Eddie Irvine said Max Verstappan has been super fast and a most dominating team leader on the grid. He is going a bit like Micheal Schumacher as no second drivers got close to him till now.

Ankit Kanaujia
Last updated: 11.06.2021
Max Verstappan has the Micheal Schumacher effect says Eddie Irvine

Eddie Irvine, the former F1 racing driver hailing from Northern Ireland. He competed in Formula 1 from 1992 to 2002. He recently talked to Betway and expressed his thoughts on various things like the 2021 Formula 1 title race, How he felt as the teammate of Micheal Schumacher and Netflix’s drive to survive expanding the horizons of F1 to new audiences.

 

Here we bring some excerpts from the recent talk with Eddie Irvine.

 

When asked about how the current 2021 F1 season is going on? He said “The current Formula 1 season has been amazing so far. Without doubt the race is between Lewis Hamilton and Max Verstappan. Lewis Hamilton probably is still the best out there with his immense experience. But Verstappan definitely performed very well and maybe he is the fastest driver at the moment. It will be great to watch out till the end.

 

 

Red Bull and Max Verstappen seem to be more competitive than ever in recent years. What according to you has changed since last year in them?

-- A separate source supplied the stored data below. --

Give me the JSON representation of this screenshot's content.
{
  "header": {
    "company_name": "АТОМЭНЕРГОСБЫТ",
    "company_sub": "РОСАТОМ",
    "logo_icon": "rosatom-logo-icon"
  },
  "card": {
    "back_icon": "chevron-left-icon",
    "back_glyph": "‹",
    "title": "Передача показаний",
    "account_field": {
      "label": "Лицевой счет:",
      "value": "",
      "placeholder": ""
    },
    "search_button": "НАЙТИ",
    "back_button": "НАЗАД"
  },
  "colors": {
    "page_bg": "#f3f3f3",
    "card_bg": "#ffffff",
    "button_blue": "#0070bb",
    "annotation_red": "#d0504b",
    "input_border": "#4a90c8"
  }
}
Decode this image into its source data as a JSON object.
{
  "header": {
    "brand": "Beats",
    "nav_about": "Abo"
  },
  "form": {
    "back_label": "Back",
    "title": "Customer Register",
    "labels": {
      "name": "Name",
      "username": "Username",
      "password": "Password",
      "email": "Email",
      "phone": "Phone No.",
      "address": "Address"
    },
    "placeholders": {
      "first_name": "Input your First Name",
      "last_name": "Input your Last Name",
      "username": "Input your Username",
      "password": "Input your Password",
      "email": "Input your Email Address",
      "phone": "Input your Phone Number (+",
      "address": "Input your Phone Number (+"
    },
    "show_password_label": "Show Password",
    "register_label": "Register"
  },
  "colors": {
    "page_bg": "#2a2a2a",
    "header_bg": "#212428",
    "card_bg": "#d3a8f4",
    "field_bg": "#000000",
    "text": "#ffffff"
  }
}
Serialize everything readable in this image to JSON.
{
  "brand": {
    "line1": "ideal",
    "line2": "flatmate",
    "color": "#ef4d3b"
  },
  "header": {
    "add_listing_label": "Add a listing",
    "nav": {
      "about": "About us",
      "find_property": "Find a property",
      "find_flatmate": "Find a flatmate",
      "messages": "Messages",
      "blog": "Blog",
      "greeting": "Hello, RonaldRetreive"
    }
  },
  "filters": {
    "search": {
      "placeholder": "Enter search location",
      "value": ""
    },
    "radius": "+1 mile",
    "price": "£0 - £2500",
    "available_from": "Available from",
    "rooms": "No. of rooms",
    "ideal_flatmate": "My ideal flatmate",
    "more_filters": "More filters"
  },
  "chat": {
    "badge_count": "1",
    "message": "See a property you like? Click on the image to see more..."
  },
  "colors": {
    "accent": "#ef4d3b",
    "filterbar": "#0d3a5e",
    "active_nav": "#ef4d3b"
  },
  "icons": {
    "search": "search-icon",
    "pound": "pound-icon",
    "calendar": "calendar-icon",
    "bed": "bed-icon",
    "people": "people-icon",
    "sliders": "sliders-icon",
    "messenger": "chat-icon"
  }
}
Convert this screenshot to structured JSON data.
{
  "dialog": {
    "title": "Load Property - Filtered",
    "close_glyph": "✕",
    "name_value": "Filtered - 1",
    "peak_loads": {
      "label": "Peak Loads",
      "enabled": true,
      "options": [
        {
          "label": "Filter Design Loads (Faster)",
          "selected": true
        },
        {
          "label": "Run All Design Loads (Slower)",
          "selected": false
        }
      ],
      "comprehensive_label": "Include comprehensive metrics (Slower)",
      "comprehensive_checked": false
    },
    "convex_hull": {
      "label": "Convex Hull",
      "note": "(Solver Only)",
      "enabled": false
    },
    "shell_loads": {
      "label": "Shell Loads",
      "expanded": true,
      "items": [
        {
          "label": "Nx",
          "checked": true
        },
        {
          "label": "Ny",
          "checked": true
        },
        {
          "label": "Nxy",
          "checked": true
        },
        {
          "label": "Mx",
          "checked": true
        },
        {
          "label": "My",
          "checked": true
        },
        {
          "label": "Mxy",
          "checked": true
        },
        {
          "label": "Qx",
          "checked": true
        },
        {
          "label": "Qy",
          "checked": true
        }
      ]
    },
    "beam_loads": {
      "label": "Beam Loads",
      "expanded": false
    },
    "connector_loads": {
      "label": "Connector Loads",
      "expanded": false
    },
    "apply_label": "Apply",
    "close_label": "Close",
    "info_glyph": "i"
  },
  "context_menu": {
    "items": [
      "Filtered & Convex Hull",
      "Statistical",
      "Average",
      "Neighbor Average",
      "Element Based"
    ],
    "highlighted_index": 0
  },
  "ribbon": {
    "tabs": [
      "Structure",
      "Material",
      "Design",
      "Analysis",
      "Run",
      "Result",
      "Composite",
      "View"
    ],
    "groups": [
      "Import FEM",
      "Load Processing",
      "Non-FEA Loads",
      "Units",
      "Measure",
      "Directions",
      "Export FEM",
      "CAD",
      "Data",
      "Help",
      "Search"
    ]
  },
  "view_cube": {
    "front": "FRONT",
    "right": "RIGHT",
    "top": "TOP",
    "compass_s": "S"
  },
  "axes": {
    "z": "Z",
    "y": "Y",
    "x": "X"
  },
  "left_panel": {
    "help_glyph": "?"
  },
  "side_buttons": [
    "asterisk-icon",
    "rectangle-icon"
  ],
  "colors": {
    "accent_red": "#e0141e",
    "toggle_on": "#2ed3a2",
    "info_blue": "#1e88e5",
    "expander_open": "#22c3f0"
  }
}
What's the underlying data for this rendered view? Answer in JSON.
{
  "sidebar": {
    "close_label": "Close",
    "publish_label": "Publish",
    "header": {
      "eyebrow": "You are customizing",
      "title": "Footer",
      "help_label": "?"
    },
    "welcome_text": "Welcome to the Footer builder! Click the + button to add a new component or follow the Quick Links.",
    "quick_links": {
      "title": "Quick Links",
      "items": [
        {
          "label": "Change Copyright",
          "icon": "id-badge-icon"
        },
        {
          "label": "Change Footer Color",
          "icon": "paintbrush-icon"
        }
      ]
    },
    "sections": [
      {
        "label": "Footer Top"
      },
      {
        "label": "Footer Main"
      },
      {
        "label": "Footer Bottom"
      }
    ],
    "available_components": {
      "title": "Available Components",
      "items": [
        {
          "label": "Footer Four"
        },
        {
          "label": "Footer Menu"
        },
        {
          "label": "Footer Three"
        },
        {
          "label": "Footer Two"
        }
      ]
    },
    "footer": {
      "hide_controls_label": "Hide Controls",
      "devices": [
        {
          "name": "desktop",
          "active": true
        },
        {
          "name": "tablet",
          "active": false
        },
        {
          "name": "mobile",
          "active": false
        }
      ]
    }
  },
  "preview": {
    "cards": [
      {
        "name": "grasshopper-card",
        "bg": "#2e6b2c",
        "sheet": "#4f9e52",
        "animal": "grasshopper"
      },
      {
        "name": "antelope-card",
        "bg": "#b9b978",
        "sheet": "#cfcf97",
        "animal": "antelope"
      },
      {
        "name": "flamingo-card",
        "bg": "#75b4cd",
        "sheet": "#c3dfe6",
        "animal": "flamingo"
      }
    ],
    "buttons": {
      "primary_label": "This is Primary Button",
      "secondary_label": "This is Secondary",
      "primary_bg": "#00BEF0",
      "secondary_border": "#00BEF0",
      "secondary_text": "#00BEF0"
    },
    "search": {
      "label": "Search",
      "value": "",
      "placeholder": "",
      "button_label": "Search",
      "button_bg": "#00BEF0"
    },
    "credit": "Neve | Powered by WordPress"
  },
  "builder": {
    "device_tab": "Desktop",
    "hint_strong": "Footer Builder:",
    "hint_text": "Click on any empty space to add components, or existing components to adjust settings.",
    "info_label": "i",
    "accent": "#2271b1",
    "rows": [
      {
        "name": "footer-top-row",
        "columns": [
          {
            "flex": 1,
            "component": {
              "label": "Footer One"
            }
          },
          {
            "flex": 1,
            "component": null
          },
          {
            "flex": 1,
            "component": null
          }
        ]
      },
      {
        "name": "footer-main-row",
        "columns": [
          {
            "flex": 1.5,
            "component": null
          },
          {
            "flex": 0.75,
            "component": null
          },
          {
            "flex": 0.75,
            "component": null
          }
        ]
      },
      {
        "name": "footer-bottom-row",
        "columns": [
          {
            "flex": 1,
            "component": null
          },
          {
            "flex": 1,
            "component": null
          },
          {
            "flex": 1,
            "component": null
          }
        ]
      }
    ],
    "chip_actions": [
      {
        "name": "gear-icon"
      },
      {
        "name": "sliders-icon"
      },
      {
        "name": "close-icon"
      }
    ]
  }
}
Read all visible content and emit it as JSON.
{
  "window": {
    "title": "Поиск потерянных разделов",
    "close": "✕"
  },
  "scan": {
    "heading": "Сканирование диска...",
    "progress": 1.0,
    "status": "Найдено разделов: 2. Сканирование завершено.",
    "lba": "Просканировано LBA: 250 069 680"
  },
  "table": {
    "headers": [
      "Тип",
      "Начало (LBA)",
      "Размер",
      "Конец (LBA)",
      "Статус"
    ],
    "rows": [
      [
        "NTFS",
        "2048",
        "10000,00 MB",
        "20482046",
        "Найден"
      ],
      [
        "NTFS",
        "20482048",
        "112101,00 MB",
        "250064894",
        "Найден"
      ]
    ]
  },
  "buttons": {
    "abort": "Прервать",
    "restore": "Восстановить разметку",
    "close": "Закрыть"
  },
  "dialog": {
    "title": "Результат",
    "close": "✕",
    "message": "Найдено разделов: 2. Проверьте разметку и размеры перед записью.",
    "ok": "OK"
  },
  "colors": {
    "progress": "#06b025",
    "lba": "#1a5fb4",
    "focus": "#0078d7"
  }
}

In response to that Irvine said Max has been super fast and a most dominating team leader on the grid. He is going a bit like Micheal Schumacher as no second drivers got close to him till now. It’s definitely visible that after six seasons he is finally putting his acts together. Verstappen is probably the quintessential talent, on the other hand Lewis is a hardcore professional and has very few weaknesses.

 

 

You finished as runner up in the 1999 world championship. You understand the pressure of competing in a title race. How would you describe it?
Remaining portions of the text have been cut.